The first-ever Lion Night was held Sept. 13 in downtown Florence. Lion Night—a joint venture between SGA, UNA Athletics, the Division of Student Affairs and Florence Main Street—was created with the expressed purpose of starting a new tradition: a specific night for UNA students to enjoy and explore the downtown area, said SGA president Will Riley.

Riley said Lion Night was “definitely a success.”

“We don’t have the exact headcount, but I would say there were several hundred UNA students – as well as people from the community – there,” he said.

Lion Night was born out of an idea of Riley’s to create a “college night” for UNA students in the downtown area. When he mentioned it to Teryl Shields, executive director of Florence Main Street, she immediately voiced support for the idea.

“Downtown adds to what UNA has to offer,” Shields said. “There’s a lot down here for students – they just have to explore.”  

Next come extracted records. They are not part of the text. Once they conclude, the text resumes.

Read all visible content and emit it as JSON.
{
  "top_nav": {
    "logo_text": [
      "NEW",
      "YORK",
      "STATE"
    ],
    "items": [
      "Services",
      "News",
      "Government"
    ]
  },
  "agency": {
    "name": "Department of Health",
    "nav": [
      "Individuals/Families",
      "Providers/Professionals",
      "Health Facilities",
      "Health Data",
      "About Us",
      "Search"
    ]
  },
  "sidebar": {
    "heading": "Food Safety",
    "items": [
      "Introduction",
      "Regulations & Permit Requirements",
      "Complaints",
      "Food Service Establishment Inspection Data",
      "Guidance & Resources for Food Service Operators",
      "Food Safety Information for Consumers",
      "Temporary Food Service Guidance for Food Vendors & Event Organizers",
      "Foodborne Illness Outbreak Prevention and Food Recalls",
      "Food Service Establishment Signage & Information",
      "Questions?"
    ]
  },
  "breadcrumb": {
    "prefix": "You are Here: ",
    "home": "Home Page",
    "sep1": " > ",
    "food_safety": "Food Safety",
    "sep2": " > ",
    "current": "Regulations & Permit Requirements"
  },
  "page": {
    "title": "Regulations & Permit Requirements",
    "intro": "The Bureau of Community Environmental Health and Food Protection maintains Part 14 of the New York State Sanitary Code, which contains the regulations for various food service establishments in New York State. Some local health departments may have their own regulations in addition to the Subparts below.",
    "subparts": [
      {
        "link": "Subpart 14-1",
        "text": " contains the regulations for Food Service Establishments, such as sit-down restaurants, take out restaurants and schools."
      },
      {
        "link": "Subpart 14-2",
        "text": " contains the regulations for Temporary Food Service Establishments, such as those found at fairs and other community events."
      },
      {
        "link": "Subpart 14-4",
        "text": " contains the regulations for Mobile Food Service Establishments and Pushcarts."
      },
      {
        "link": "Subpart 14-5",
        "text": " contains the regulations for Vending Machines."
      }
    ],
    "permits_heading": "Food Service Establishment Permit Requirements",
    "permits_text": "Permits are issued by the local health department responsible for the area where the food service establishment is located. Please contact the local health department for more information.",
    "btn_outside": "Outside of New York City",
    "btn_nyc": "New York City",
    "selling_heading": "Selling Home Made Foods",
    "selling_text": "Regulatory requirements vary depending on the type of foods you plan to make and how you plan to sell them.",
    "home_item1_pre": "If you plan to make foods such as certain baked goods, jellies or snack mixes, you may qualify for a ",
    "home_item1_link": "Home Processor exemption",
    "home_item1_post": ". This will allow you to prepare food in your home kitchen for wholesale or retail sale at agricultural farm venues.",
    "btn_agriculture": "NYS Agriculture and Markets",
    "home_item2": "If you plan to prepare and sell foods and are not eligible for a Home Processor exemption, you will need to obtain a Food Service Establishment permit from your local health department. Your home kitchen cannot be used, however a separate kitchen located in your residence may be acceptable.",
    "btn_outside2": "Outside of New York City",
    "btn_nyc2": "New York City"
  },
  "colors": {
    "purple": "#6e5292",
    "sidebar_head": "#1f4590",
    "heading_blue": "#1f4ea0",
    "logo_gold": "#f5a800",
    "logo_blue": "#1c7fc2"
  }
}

The night featured musical performances by Madeleine Frankford, SCM Electrix and the Gnarley Charlies and, additionally, provided students with an opportunity to take advantage of discounts and extended business hours offered by downtown restaurants, clothing stores and boutiques exclusively for the event.

“I really love the music, it’s really awesome, but there could definitely be more people here.” said sophomore Jodi Kimbrough.

Kimbrough’s sentiment was not an uncommon one. Many attendees seemed to think the event’s attendance was sparse.

Junior Lindsey Hamlin said students could have been staying in, preparing for bed and Friday morning classes.

“I expected there to be a ton of people here, but there were only a few,” she said.

Riley said the event was, perhaps, “under-promoted,” but maintains the SGA did an “excellent” job, when taking into account the short amount of time they had to publicize it.  

To market the event, Riley and the SGA produced a YouTube video, created a Facebook group, sent out a campus-wide email, and painted a mural on the exterior of the GUC.

News of the event did not reach everyone, though.

“I didn’t hear about (Lion Night) until today, actually,” said sophomore Tara Phillips.

Both she and Hamlin urged organizers to advertise more aggressively in the future and said they believe the event will attract more people in time.

Regardless, Riley said most feedback directed to SGA has been positive and said he “absolutely” intended to push for another Lion Night in the near future, hoping to schedule one as soon as April 2013.